As someone who has engaged in climate education and advocacy for more than 25 years, I am no longer surprised by the litany of news reports on weather disasters. How easy it is to become jaded! However, the recent news from Maui about the destruction of the historic town of Lahaina hit close to home.
I know no one there, but have happily visited on several occasions, which included a memorable dinner cruise and a truly remarkable whale watch, both of which left from Lahaina harbor. During these visits, my wife and I also enjoyed the shady environment provided by the historic 150-year-old banyan tree that graced the central square. We don’t yet know whether that magnificent but now scorched specimen survived.
How easy it is to think of disasters in the abstract. Not in the concrete of lives lost or disrupted, economies of towns or states or even whole countries set back by such events, and ecosystems damaged. Perhaps it’s human nature, a defense mechanism against feeling too much pain over the suffering of other people. Too often, our own is enough. Then a disaster strikes people we know or a place we love to visit and we can no longer maintain such detachment.

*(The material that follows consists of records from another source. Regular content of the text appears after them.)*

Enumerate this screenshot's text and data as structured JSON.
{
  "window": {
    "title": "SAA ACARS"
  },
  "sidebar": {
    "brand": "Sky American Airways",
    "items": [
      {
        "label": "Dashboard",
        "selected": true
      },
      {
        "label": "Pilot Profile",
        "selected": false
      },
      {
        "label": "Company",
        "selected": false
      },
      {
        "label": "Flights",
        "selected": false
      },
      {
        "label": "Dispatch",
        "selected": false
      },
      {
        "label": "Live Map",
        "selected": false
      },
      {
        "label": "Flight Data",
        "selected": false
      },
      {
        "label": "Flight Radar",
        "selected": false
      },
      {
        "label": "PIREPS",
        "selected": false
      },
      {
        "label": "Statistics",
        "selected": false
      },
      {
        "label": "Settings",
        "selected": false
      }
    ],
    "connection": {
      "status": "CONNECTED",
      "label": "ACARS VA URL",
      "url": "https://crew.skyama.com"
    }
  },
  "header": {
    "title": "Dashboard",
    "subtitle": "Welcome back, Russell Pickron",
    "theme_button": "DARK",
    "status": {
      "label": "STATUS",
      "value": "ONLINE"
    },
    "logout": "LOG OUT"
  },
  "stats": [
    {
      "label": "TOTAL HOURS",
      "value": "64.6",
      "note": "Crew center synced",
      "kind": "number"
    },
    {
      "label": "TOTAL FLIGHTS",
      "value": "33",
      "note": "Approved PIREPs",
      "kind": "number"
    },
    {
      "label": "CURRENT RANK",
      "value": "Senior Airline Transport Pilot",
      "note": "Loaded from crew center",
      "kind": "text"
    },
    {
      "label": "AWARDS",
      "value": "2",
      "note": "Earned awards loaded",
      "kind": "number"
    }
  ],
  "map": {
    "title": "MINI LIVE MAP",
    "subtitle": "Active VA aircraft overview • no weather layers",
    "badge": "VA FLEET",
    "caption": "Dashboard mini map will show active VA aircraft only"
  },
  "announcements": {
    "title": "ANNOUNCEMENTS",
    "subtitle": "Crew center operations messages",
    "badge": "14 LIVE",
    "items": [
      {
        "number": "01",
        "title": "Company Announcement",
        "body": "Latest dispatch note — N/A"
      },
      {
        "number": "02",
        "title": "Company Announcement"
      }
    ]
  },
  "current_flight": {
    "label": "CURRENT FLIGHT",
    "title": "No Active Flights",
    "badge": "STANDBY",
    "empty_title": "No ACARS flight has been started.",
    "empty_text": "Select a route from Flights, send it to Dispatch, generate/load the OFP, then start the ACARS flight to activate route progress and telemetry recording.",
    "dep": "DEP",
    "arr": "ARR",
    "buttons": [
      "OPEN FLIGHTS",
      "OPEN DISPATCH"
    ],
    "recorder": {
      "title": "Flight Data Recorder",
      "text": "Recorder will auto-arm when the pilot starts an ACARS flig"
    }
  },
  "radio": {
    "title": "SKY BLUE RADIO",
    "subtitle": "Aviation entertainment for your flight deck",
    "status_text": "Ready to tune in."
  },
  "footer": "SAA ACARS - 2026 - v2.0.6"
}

Once engaged, our gift of imagination can go further. Imagine that suffering multiplied by hundreds or thousands, or even millions as the cost of climate change mounts, town by town, life by life. And the economic toll rises from billions into trillions of dollars. And, then consider that the damage will continue to mount year after year—but not so much if we act to lower emissions and to invest proactively in adaptation to the warming climate.
Is adapting our economy to this new reality too expensive? Is it more expensive than accelerating disaster relief and reconstruction? The first President Bush famously said, “The American way of life is not negotiable.” Refuse to negotiate with Mother Nature? As I heard a famous biologist say more than 25 years ago, “Mother Nature bats last” and she can be mean. We are beginning to find that out.
I live on the blue side of the cultural divide, but incline to the middle. Like many others, I cannot grasp the world view of folks on the other side. Climate change is real and in our faces day after record-hot day. Maybe it would be a good idea to ramp down the emissions that cause today’s changing climate. You all have heard that, “The climate is always changing” but now it is changing faster than ever before. Scientific projections—which have proven correct so far—suggest that Earth is on track to a climate state never experienced by Homo sapiens. Would it not make sense to take our collective foot off the fossil-fuel accelerator? Could we heed the adage, “If you find yourself in a hole, stop digging”?
Climate change is a scientific reality, not a political position. Why has it become a dogma of the Republican Party to oppose climate action? Is it only because the Democrats support it? Or is it because science is “elitist.” What about the science that underlies communication technology or medical care? Is that also Democratic propaganda? Could we not begin a conversation about alternatives to a climate catastrophe?
When did refusing to talk with the other political party become a loyalty test? And why?